Immagine Chrno Crusade logo replica.png.
Titolo originale

クロノクルセイド
Kurono Kuruseido

Lingua originale giapponese
Paese Giappone
Anno

2003

Genere avventura, fantasy, sentimentale
Episodi 24
Ideatore Kiyoko Yoshimura
Regia Yū Kō
Rete televisiva Fuji TV
Doppiatori italiani

Chrono Crusade, serie televisiva anime di 24 episodi del 2003 di Yū Kō tratta dall'omonimo manga di Daisuke Moriyama.

Citazioni tratte dalla serie[modifica]

Episodio 1, Sorella Rosette[modifica]

  • Rosette: Ma secondo te perché sorella Kate è sempre così arrabbiata?
    Chrono: Vediamo... forse perché tu riesci sempre a farla arrabbiare?
  • Chrono: Satanisti...
    Rosette: Un hobby per gente ricca.
    Chrono: Già. Persone sempre alla ricerca di emozioni forti e pericolose.
    Rosette: E quando arriva il conto non hanno abbastanza soldi per pagare.
  • Porta la pace a colui che ha smarrito la via, fa' che le fauci del lupo possano riposare e punisci questo demone con la morte! (Rosette, prima di uccidere il demone, frase ricorrente)

Episodio 2, Il contratto[modifica]

  • I ruggenti anni Venti, un periodo in cui le tenebre della notte avvolgono ancora il mondo. Nel riflusso che segue la Grande Guerra la giovane nazione americana vive una crescita economica senza precedenti e gode di un enorme benessere; ma i mutamenti repentini nello stile di vita e lo sfrenato consumismo provocano l'aumento di indicibili orrori portati da creature provenienti dall'oscurità. (Narratore)
  • Chrono: Chi sei?
    Rosette: Perché non ci dici chi sei tu, piuttosto?
    Chrono: Il mio nome è Chrono, sono ciò che voi umani definireste un demone.
    Rosette: Tu sei un demone? Che cosa significa?
    Chrono: Come, non lo sai? Sono una creatura di cui dovreste aver paura.
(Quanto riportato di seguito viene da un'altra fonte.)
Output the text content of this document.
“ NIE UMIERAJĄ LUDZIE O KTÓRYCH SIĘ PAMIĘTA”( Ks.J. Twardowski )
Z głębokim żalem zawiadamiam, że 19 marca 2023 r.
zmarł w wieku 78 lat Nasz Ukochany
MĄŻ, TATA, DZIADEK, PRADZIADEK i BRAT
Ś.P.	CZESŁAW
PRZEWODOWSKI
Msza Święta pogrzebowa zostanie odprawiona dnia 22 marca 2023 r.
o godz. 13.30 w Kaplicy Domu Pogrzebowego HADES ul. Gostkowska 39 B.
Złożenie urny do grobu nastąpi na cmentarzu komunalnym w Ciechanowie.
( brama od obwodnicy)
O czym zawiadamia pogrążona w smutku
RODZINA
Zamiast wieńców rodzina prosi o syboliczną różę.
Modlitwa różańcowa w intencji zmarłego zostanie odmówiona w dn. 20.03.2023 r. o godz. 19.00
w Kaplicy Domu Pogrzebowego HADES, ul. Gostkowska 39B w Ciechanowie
Episodio 3, Apostoli[modifica]

  • In quella che divenne famosa come l'apparizione di Fatima la Vergine Maria si rivelò a tre pastorelli portoghesi. L'anno seguente la Grande Guerra terminò, ma vent'anni più tardi un altro terribile conflitto avrebbe sconvolto il mondo intero. La Madonna affidò ai pastorelli tre rivelazioni, l'ultima delle quali è un segreto che solo i Papi conoscono; dopo molte ricerche l'Ordine della Maddalena[1] giunse finalmente a una conclusione: la terza profezia di Fatima annunciava l'arrivo fra gli uomini degli Apostoli, emissari di Dio che dovevano essere trovati e protetti ad ogni costo. (Narratore)
  • Rosette: Sorella Kate, vi prego: chi sono gli Apostoli, ditemelo!
    Kate: Calmati Rosette, che ti succede?
    Rosette: Io devo saperlo, dopo aver visto di che cosa è capace Azmaria io non posso...
    Ewan: Tu vuoi sapere di Joshua? È così?
    Rosette: Sì.
    Kate: Reverendo!!
    Ewan: Mi scusi sorella Kate, ma credo che giunti a questo punto abbia il diritto di sapere. Sì Rosette, è proprio come stai pensando: anche tuo fratello Joshua è un Apostolo.
    Rosette: Me lo sentivo...
    Ewan: Gli Apostoli sono creature angeliche che Dio ha inviato sulla Terra dotandole di poteri straordinari, noi dobbiamo trovarli e proteggerli. [...] Pensiamo che nel mondo ci siano sette Apostoli, ognuno di loro è dotato di un potere collegato a una delle sette virtù; riteniamo che Joshua abbia il potere della speranza, Azmaria quello della carità.
    Kate: Impossessarsi dei divini poteri degli Apostoli è il sacrilego obiettivo dei demoni e dei satanisti, che purtroppo collaborano con loro.
  • Sorridere quando si è sereni, prendersela quando si è arrabbiati, ridere quando l'allegria ti riempie il cuore. Ma quando si è molto tristi bisogna anche piangere, dopo aver pianto di solitio ci si sente molto meglio, no? Ci si sente più leggeri e si torna a sorridere. la cosa peggiore è tenersi il dolore dentro e fingere di stare bene. (Rosette, ad Azmaria)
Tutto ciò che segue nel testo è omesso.